1875

I got home on the 8th of May, and was soon in the full enjoyment of a London season among good friends, exhibitions, and concerts. On the 17th of July I went down to the most agreeable country house I know – that of Mr. Higford Burr, at Aldermaston. Some people I had never met before, Mr. and Mrs. S., asked me where I was going next, and I said vaguely, “Japan”. They said, “You had better start with us, for we are going there also, on the 5th of August”; and, to their surprise, I said I would.

View of a pool in a park in Tokyo with trees and rocks

At the last station one of the Japanese ministers got into our carriage in the costume of a perfect English gentleman, chimney-pot hat included. He invited me to come and see his wife at his country-house, and at Yedo packed Miss C. and myself into two jinrickshas, a kind of grown-up perambulator, the outside painted all over with marvellous histories and dragons (like scenes out of the Revelation). They had men to drag them with all sorts of devices stamped on their backs, and long hanging sleeves. They went at a trot, far faster than English cabs, and answered to the hansoms of London, but were cheaper. So we trotted off to the tombs of the Hogans, most picturesque temples, highly coloured and gilded, half buried in noble trees, under a long low ridge or cliff.

People sitting on benches by a path, looking down the hillside of a park

We left our cabs, and wandered about amongst them attended by a priest, a wretched mortal who would have sold even Buddha himself for a few cents if he dared run the risk of being found out. We then mounted the ridge above, and went to a famous tea-garden on the site of an old temple, with grand views over the city and sea, where we had tiny cups (without handles) full of yellow sugarless tea, ate all sorts of delicate cakes made out of rice and bean flour, finishing up with cherry-flower tea, which is made by pouring boiling water on dried blossoms and buds of the cherry-tree. The smell was delicious, the taste only fit for fairies, and very hard for big mortal tongues to discover. The tiny girls who served us were very pretty, and merry over our gigantic and clumsy ways. I felt quite Brobdingnagian in Japan.

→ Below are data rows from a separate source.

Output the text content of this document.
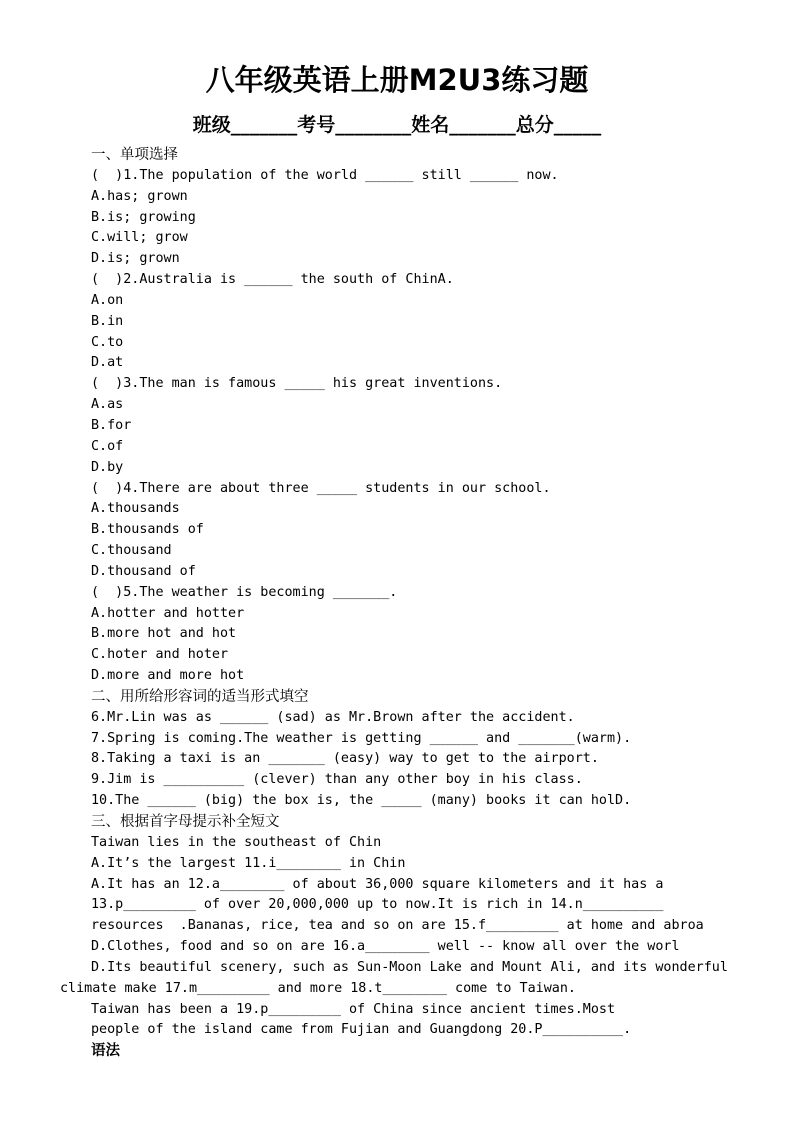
八年级英语上册M2U3练习题
班级_______考号________姓名_______总分_____
一、单项选择
(  )1.The population of the world ______ still ______ now.
A.has; grown
B.is; growing
C.will; grow
D.is; grown
(  )2.Australia is ______ the south of ChinA.
A.on
B.in
C.to
D.at
(  )3.The man is famous _____ his great inventions.
A.as
B.for
C.of
D.by
(  )4.There are about three _____ students in our school.
A.thousands
B.thousands of
C.thousand
D.thousand of
(  )5.The weather is becoming _______.
A.hotter and hotter
B.more hot and hot
C.hoter and hoter
D.more and more hot
二、用所给形容词的适当形式填空
6.Mr.Lin was as ______ (sad) as Mr.Brown after the accident.
7.Spring is coming.The weather is getting ______ and _______(warm).
8.Taking a taxi is an _______ (easy) way to get to the airport.
9.Jim is __________ (clever) than any other boy in his class.
10.The ______ (big) the box is, the _____ (many) books it can holD.
三、根据首字母提示补全短文
Taiwan lies in the southeast of Chin
A.It’s the largest 11.i________ in Chin
A.It has an 12.a________ of about 36,000 square kilometers and it has a
13.p_________ of over 20,000,000 up to now.It is rich in 14.n__________
resources  .Bananas, rice, tea and so on are 15.f_________ at home and abroa
D.Clothes, food and so on are 16.a________ well -- know all over the worl
D.Its beautiful scenery, such as Sun-Moon Lake and Mount Ali, and its wonderful
climate make 17.m_________ and more 18.t________ come to Taiwan.
Taiwan has been a 19.p_________ of China since ancient times.Most
people of the island came from Fujian and Guangdong 20.P__________.
语法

My room was sunny, with a window from which I could see the river and bridge close by, continually crowded with people, who looked as if they had walked out of a fairy-tale, and a beautiful hill of trees and quaint houses on the other side.

View of a cemetery and apartment buildings through a hedge

Many had miniature gardens on tables in front, with dwarfed pine-trees under a foot high, perhaps fifty years old, rockwork, bridges, lakes, fountains, and rivers – everything in proportion, and the whole covering a space of not more than a yard square ! The people seemed pleased to have them admired, and brought out their tiny cups of yellow tea, without seeming to expect pay for them.

Corner of a closed tea house glimpsed from the gate

The next day Sir Harry and Lady Parkes and their suite departed, leaving me in sole possession, with a special order from the Mikado to sketch for three months as much as I liked in Kioto, provided I did not scribble on the public monuments or try to convert the people ; for it was still a closed place to Europeans.

Steps leading up to a temple, autumn foliage, red posts with lanterns

Sir Harry himself had been nearly murdered on his last visit there, and Sir Rutherford Alcock was never even allowed to enter. But I was perfectly safe all alone, and comfortable too, in the old temple building some centuries old, which had been turned into an hotel for Europeans, with the addition of a few chairs and tables. It was kept by a Japanese named Julei, who was always dressing himself up in native or European costumes, the latter being of a monstrous plaid pattern, with a prodigious watch-chain and breast-pin. He spoke a little English and kept a French cook.

Wooden house and window over a walk, autumn foliage

My room was made of a paper, with sliding-panels all round, two sides opening to the frosty air and balcony, the other two only going up about seven feet, leaving abundant ventilation between them and the one great roof of the whole house, with the advantage of hearing all my neighbours’ conversation beyond. I had a pan of lighted charcoal on a chair to warm me, and two quilted cotton counterpanes on the bare floor to sleep between. When I complained of cold, they brought me in gorgeous folding screens, and made quite a labyrinth around me, all painted with storks, cherry-blossom, bamboo, and all sorts of lovely things, to keep the draughts out. The worst of my quarters was that I could not see through the paper windows to paint without opening them and letting in the half-frozen air or damp rain ; but I much preferred my quiet life in Kioto among the purely Japanese people and picturesque buildings, to that in one of the European settlements.